How the legendary cartoonist got started at the Village Voice, and why his work struck a nerve in a decade when “liberals didn’t understand that they had First Amendment rights.”
Question: As you wrote your memoirs, which moment in your life was most fun to look back on?
Jules Feiffer: Well, look, I’m 81 years old. It’s got to be more than one. And it’s harder to define what fun was. I mean, there’s fun in private life, which is all sorts of things, including making out and sex. But this is a book that centers primarily on career, although it does involve some of that other stuff. In terms of career, it was getting to the Village Voice and getting printed for the first time because I had been trying, without success; to get into print for something like 4 ½, nearly five years, and nobody would touch me. So, that of course was very exciting. And then after that, discovering that I was going to write for the theater and the trajectory that moved me into that area and how that developed, and also how the excitement and euphoria that went with writing my first play.
Question: Which moment in your life was most challenging to write about?
Jules Feiffer: Oh well, when you do this kind of work, everything is challenging, but probably the most challenging thing is getting up in the morning and getting on with it because it’s so easy to stay in bed and not get on with it.
Question: How did you persist through rejection to get your start at The Village Voice?
Jules Feiffer: Well I had been trying to sell my stuff, which were books of satire, cartoon satire, which now would be called graphic novels or graphic novellas, there was no such term at that time. And I wasn’t interested in labels. There were things I wanted to talk about and write about in a satiric form and cartoons. This was at the height of the Cold War, the height of a form of domestic suppression where, in the days of Joe McCarthy, Senator Joe McCarthy, and the Eisenhower Administration, liberals and left-wing people in general were basically driven from the debate. They had no place in the national dialogue, or if they did, they were very, very cautious and careful about it and I had nothing to be cautious or careful about because my elders were afraid of losing their jobs. I didn’t have a job. They were afraid of losing their reputations. I didn’t have a reputation. I had zilch. So, I had the freedom, which unemployment gives you, and that was to behave as badly as I believed I should under the circumstances. And the circumstances were quite awful.
At the time, liberals didn’t understand that they had First Amendment rights. So, I was doing cartoons in this narrative cartoon form about subject surrounding that and as I was turned down by editor after editor at each publishing house, I began to notice on their desks this new newspaper called The Village Voice, which I then went and picked up and thought, well my god, these editors that were turning me down all, whom tell me how much they like my stuff, but they don’t know how to market it because nobody knows who I am. If I got into this paper, they would know who I am. And when editors say, “nobody knows,” what they really mean is, “I don’t know.” And once they got to know I thought something might happen, and that’s exactly what happened. I went to the Voice, I showed them my work, they loved it, they put it in the paper, it got on the editor’s desk, the editor’s say, “oh my god, he’s famous,” and they publish me.

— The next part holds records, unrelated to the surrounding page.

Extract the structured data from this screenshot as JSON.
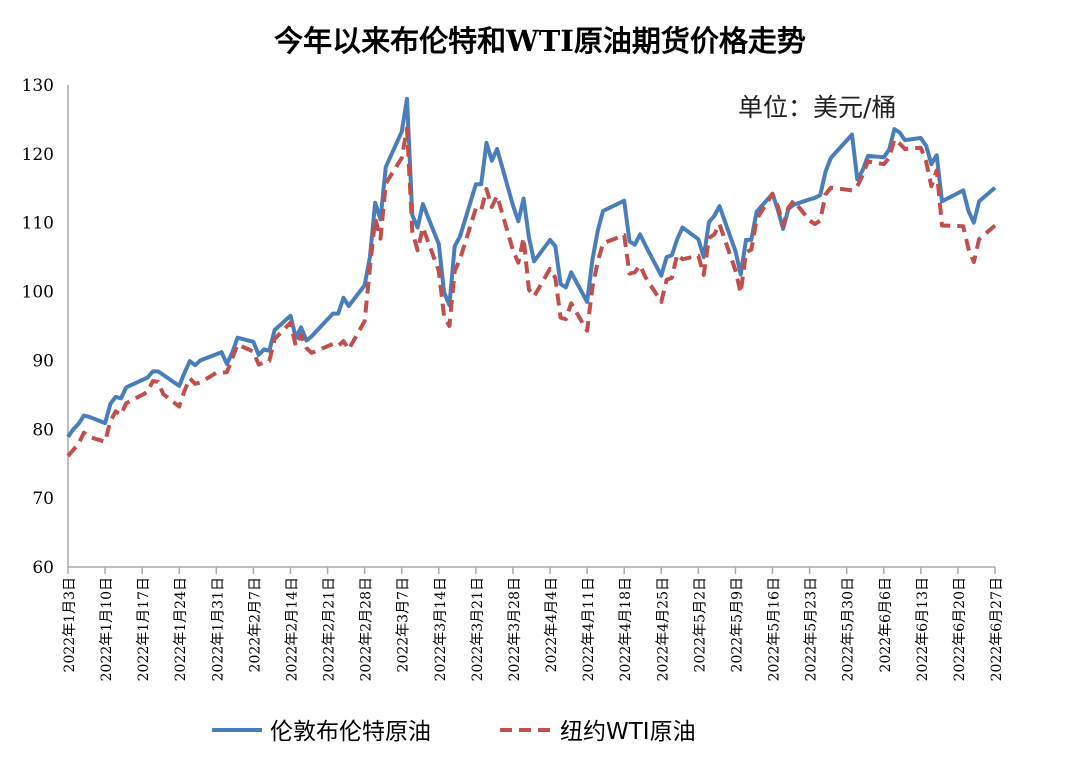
{
  "chart_data": {
    "type": "line",
    "title": "今年以来布伦特和WTI原油期货价格走势",
    "unit_label": "单位：美元/桶",
    "xlabel": "",
    "ylabel": "",
    "ylim": [
      60,
      130
    ],
    "yticks": [
      60,
      70,
      80,
      90,
      100,
      110,
      120,
      130
    ],
    "xticks": [
      "2022年1月3日",
      "2022年1月10日",
      "2022年1月17日",
      "2022年1月24日",
      "2022年1月31日",
      "2022年2月7日",
      "2022年2月14日",
      "2022年2月21日",
      "2022年2月28日",
      "2022年3月7日",
      "2022年3月14日",
      "2022年3月21日",
      "2022年3月28日",
      "2022年4月4日",
      "2022年4月11日",
      "2022年4月18日",
      "2022年4月25日",
      "2022年5月2日",
      "2022年5月9日",
      "2022年5月16日",
      "2022年5月23日",
      "2022年5月30日",
      "2022年6月6日",
      "2022年6月13日",
      "2022年6月20日",
      "2022年6月27日"
    ],
    "grid": false,
    "legend_position": "bottom",
    "series": [
      {
        "name": "伦敦布伦特原油",
        "color": "#4a7ebb",
        "style": "solid",
        "points": [
          [
            "2022-01-03",
            78.9
          ],
          [
            "2022-01-04",
            80.0
          ],
          [
            "2022-01-05",
            80.8
          ],
          [
            "2022-01-06",
            82.0
          ],
          [
            "2022-01-07",
            81.8
          ],
          [
            "2022-01-10",
            80.9
          ],
          [
            "2022-01-11",
            83.7
          ],
          [
            "2022-01-12",
            84.7
          ],
          [
            "2022-01-13",
            84.5
          ],
          [
            "2022-01-14",
            86.1
          ],
          [
            "2022-01-18",
            87.5
          ],
          [
            "2022-01-19",
            88.4
          ],
          [
            "2022-01-20",
            88.4
          ],
          [
            "2022-01-21",
            87.9
          ],
          [
            "2022-01-24",
            86.3
          ],
          [
            "2022-01-25",
            88.2
          ],
          [
            "2022-01-26",
            89.9
          ],
          [
            "2022-01-27",
            89.3
          ],
          [
            "2022-01-28",
            90.0
          ],
          [
            "2022-02-01",
            91.2
          ],
          [
            "2022-02-02",
            89.5
          ],
          [
            "2022-02-03",
            91.1
          ],
          [
            "2022-02-04",
            93.3
          ],
          [
            "2022-02-07",
            92.7
          ],
          [
            "2022-02-08",
            90.8
          ],
          [
            "2022-02-09",
            91.6
          ],
          [
            "2022-02-10",
            91.4
          ],
          [
            "2022-02-11",
            94.4
          ],
          [
            "2022-02-14",
            96.5
          ],
          [
            "2022-02-15",
            93.3
          ],
          [
            "2022-02-16",
            94.8
          ],
          [
            "2022-02-17",
            92.9
          ],
          [
            "2022-02-18",
            93.5
          ],
          [
            "2022-02-22",
            96.8
          ],
          [
            "2022-02-23",
            96.8
          ],
          [
            "2022-02-24",
            99.1
          ],
          [
            "2022-02-25",
            97.9
          ],
          [
            "2022-02-28",
            100.9
          ],
          [
            "2022-03-01",
            105.0
          ],
          [
            "2022-03-02",
            112.9
          ],
          [
            "2022-03-03",
            110.5
          ],
          [
            "2022-03-04",
            118.1
          ],
          [
            "2022-03-07",
            123.2
          ],
          [
            "2022-03-08",
            128.0
          ],
          [
            "2022-03-09",
            111.1
          ],
          [
            "2022-03-10",
            109.3
          ],
          [
            "2022-03-11",
            112.7
          ],
          [
            "2022-03-14",
            106.9
          ],
          [
            "2022-03-15",
            99.9
          ],
          [
            "2022-03-16",
            98.0
          ],
          [
            "2022-03-17",
            106.6
          ],
          [
            "2022-03-18",
            108.0
          ],
          [
            "2022-03-21",
            115.6
          ],
          [
            "2022-03-22",
            115.6
          ],
          [
            "2022-03-23",
            121.6
          ],
          [
            "2022-03-24",
            119.0
          ],
          [
            "2022-03-25",
            120.7
          ],
          [
            "2022-03-28",
            112.5
          ],
          [
            "2022-03-29",
            110.2
          ],
          [
            "2022-03-30",
            113.5
          ],
          [
            "2022-03-31",
            107.9
          ],
          [
            "2022-04-01",
            104.4
          ],
          [
            "2022-04-04",
            107.5
          ],
          [
            "2022-04-05",
            106.6
          ],
          [
            "2022-04-06",
            101.1
          ],
          [
            "2022-04-07",
            100.6
          ],
          [
            "2022-04-08",
            102.8
          ],
          [
            "2022-04-11",
            98.5
          ],
          [
            "2022-04-12",
            104.6
          ],
          [
            "2022-04-13",
            108.8
          ],
          [
            "2022-04-14",
            111.7
          ],
          [
            "2022-04-18",
            113.2
          ],
          [
            "2022-04-19",
            107.3
          ],
          [
            "2022-04-20",
            106.8
          ],
          [
            "2022-04-21",
            108.3
          ],
          [
            "2022-04-22",
            106.7
          ],
          [
            "2022-04-25",
            102.3
          ],
          [
            "2022-04-26",
            105.0
          ],
          [
            "2022-04-27",
            105.3
          ],
          [
            "2022-04-28",
            107.6
          ],
          [
            "2022-04-29",
            109.3
          ],
          [
            "2022-05-02",
            107.6
          ],
          [
            "2022-05-03",
            105.0
          ],
          [
            "2022-05-04",
            110.1
          ],
          [
            "2022-05-05",
            111.0
          ],
          [
            "2022-05-06",
            112.4
          ],
          [
            "2022-05-09",
            105.9
          ],
          [
            "2022-05-10",
            102.5
          ],
          [
            "2022-05-11",
            107.5
          ],
          [
            "2022-05-12",
            107.5
          ],
          [
            "2022-05-13",
            111.6
          ],
          [
            "2022-05-16",
            114.2
          ],
          [
            "2022-05-17",
            111.9
          ],
          [
            "2022-05-18",
            109.1
          ],
          [
            "2022-05-19",
            112.0
          ],
          [
            "2022-05-20",
            112.6
          ],
          [
            "2022-05-23",
            113.4
          ],
          [
            "2022-05-24",
            113.6
          ],
          [
            "2022-05-25",
            114.0
          ],
          [
            "2022-05-26",
            117.4
          ],
          [
            "2022-05-27",
            119.4
          ],
          [
            "2022-05-31",
            122.8
          ],
          [
            "2022-06-01",
            116.3
          ],
          [
            "2022-06-02",
            117.6
          ],
          [
            "2022-06-03",
            119.7
          ],
          [
            "2022-06-06",
            119.5
          ],
          [
            "2022-06-07",
            120.6
          ],
          [
            "2022-06-08",
            123.6
          ],
          [
            "2022-06-09",
            123.1
          ],
          [
            "2022-06-10",
            122.0
          ],
          [
            "2022-06-13",
            122.3
          ],
          [
            "2022-06-14",
            121.2
          ],
          [
            "2022-06-15",
            118.5
          ],
          [
            "2022-06-16",
            119.8
          ],
          [
            "2022-06-17",
            113.1
          ],
          [
            "2022-06-21",
            114.7
          ],
          [
            "2022-06-22",
            111.7
          ],
          [
            "2022-06-23",
            110.0
          ],
          [
            "2022-06-24",
            113.1
          ],
          [
            "2022-06-27",
            115.1
          ]
        ]
      },
      {
        "name": "纽约WTI原油",
        "color": "#c0504d",
        "style": "dashed",
        "points": [
          [
            "2022-01-03",
            76.1
          ],
          [
            "2022-01-04",
            77.0
          ],
          [
            "2022-01-05",
            77.9
          ],
          [
            "2022-01-06",
            79.5
          ],
          [
            "2022-01-07",
            78.9
          ],
          [
            "2022-01-10",
            78.2
          ],
          [
            "2022-01-11",
            81.2
          ],
          [
            "2022-01-12",
            82.6
          ],
          [
            "2022-01-13",
            82.1
          ],
          [
            "2022-01-14",
            83.8
          ],
          [
            "2022-01-18",
            85.4
          ],
          [
            "2022-01-19",
            87.0
          ],
          [
            "2022-01-20",
            86.9
          ],
          [
            "2022-01-21",
            85.1
          ],
          [
            "2022-01-24",
            83.3
          ],
          [
            "2022-01-25",
            85.6
          ],
          [
            "2022-01-26",
            87.4
          ],
          [
            "2022-01-27",
            86.6
          ],
          [
            "2022-01-28",
            86.8
          ],
          [
            "2022-01-31",
            88.2
          ],
          [
            "2022-02-01",
            88.2
          ],
          [
            "2022-02-02",
            88.3
          ],
          [
            "2022-02-03",
            90.3
          ],
          [
            "2022-02-04",
            92.3
          ],
          [
            "2022-02-07",
            91.3
          ],
          [
            "2022-02-08",
            89.4
          ],
          [
            "2022-02-09",
            89.7
          ],
          [
            "2022-02-10",
            89.9
          ],
          [
            "2022-02-11",
            93.1
          ],
          [
            "2022-02-14",
            95.5
          ],
          [
            "2022-02-15",
            92.1
          ],
          [
            "2022-02-16",
            93.7
          ],
          [
            "2022-02-17",
            91.8
          ],
          [
            "2022-02-18",
            91.1
          ],
          [
            "2022-02-22",
            92.4
          ],
          [
            "2022-02-23",
            92.1
          ],
          [
            "2022-02-24",
            92.8
          ],
          [
            "2022-02-25",
            91.6
          ],
          [
            "2022-02-28",
            95.7
          ],
          [
            "2022-03-01",
            103.4
          ],
          [
            "2022-03-02",
            110.6
          ],
          [
            "2022-03-03",
            107.7
          ],
          [
            "2022-03-04",
            115.7
          ],
          [
            "2022-03-07",
            119.4
          ],
          [
            "2022-03-08",
            123.7
          ],
          [
            "2022-03-09",
            108.7
          ],
          [
            "2022-03-10",
            106.0
          ],
          [
            "2022-03-11",
            109.3
          ],
          [
            "2022-03-14",
            103.0
          ],
          [
            "2022-03-15",
            96.4
          ],
          [
            "2022-03-16",
            95.0
          ],
          [
            "2022-03-17",
            103.0
          ],
          [
            "2022-03-18",
            104.7
          ],
          [
            "2022-03-21",
            112.1
          ],
          [
            "2022-03-22",
            111.8
          ],
          [
            "2022-03-23",
            114.9
          ],
          [
            "2022-03-24",
            112.3
          ],
          [
            "2022-03-25",
            113.9
          ],
          [
            "2022-03-28",
            106.0
          ],
          [
            "2022-03-29",
            104.2
          ],
          [
            "2022-03-30",
            107.8
          ],
          [
            "2022-03-31",
            100.3
          ],
          [
            "2022-04-01",
            99.3
          ],
          [
            "2022-04-04",
            103.3
          ],
          [
            "2022-04-05",
            102.0
          ],
          [
            "2022-04-06",
            96.2
          ],
          [
            "2022-04-07",
            96.0
          ],
          [
            "2022-04-08",
            98.3
          ],
          [
            "2022-04-11",
            94.3
          ],
          [
            "2022-04-12",
            100.6
          ],
          [
            "2022-04-13",
            104.3
          ],
          [
            "2022-04-14",
            107.0
          ],
          [
            "2022-04-18",
            108.2
          ],
          [
            "2022-04-19",
            102.6
          ],
          [
            "2022-04-20",
            102.8
          ],
          [
            "2022-04-21",
            103.8
          ],
          [
            "2022-04-22",
            102.1
          ],
          [
            "2022-04-25",
            98.5
          ],
          [
            "2022-04-26",
            101.7
          ],
          [
            "2022-04-27",
            102.0
          ],
          [
            "2022-04-28",
            105.4
          ],
          [
            "2022-04-29",
            104.7
          ],
          [
            "2022-05-02",
            105.2
          ],
          [
            "2022-05-03",
            102.4
          ],
          [
            "2022-05-04",
            107.8
          ],
          [
            "2022-05-05",
            108.3
          ],
          [
            "2022-05-06",
            109.8
          ],
          [
            "2022-05-09",
            103.1
          ],
          [
            "2022-05-10",
            99.8
          ],
          [
            "2022-05-11",
            105.7
          ],
          [
            "2022-05-12",
            106.1
          ],
          [
            "2022-05-13",
            110.5
          ],
          [
            "2022-05-16",
            114.2
          ],
          [
            "2022-05-17",
            112.4
          ],
          [
            "2022-05-18",
            109.6
          ],
          [
            "2022-05-19",
            112.2
          ],
          [
            "2022-05-20",
            113.2
          ],
          [
            "2022-05-23",
            110.3
          ],
          [
            "2022-05-24",
            109.8
          ],
          [
            "2022-05-25",
            110.3
          ],
          [
            "2022-05-26",
            114.1
          ],
          [
            "2022-05-27",
            115.1
          ],
          [
            "2022-05-31",
            114.7
          ],
          [
            "2022-06-01",
            115.3
          ],
          [
            "2022-06-02",
            116.9
          ],
          [
            "2022-06-03",
            118.9
          ],
          [
            "2022-06-06",
            118.5
          ],
          [
            "2022-06-07",
            119.4
          ],
          [
            "2022-06-08",
            122.1
          ],
          [
            "2022-06-09",
            121.5
          ],
          [
            "2022-06-10",
            120.7
          ],
          [
            "2022-06-13",
            120.9
          ],
          [
            "2022-06-14",
            118.9
          ],
          [
            "2022-06-15",
            115.3
          ],
          [
            "2022-06-16",
            117.6
          ],
          [
            "2022-06-17",
            109.6
          ],
          [
            "2022-06-21",
            109.5
          ],
          [
            "2022-06-22",
            106.2
          ],
          [
            "2022-06-23",
            104.3
          ],
          [
            "2022-06-24",
            107.6
          ],
          [
            "2022-06-27",
            109.6
          ]
        ]
      }
    ]
  }
}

So, it was a strategic decision that I made at the age of 26, or 27, that actually turned out well.
Question: Which of your Village Voice cartoons stirred the most controversy?
Jules Feiffer: Well, in the beginning, it was the form of them. I mean, it’s hard for me to answer that question because at the start of it, and for that matter to this day when I look back at the work, I really don’t understand what the fuss was about. So, I can’t say it’s about this or that. When people started reading me and talking to me about the work, they didn’t say how funny, or how satiric, or how brilliant, or how this or how that, they said, how’d you get away with it? How’d you get that into print? And apparently, addressing what I had said before, that liberals didn’t have First Amendment rights, that saying the sort of things that I said that my friends and I said in coffeehouses and bars to each other, these things were not generally said in public any more and hadn’t been in some years. So, I was saying it in a form that simply wasn’t familiar to anybody who was liberal, or on the left. And these people would read it and say, “Oh my god, this is the way I talk, how come it’s getting into print? Why isn’t he arrested?”
So it was the shock of recognition, probably, rather than the quality of the work. I mean, the quality may have been fine, but there’s a lot of fine work out there. It was the fact that I was doing something that at that time, nobody else was doing, except for say, Mort Saul out in San Francisco on The Hungry Eye, and “Second City” was emerging out in Chicago. Nothing in print. It was basically happening in cabaret and nothing in fiction. And certainly nothing in New York in cartoons.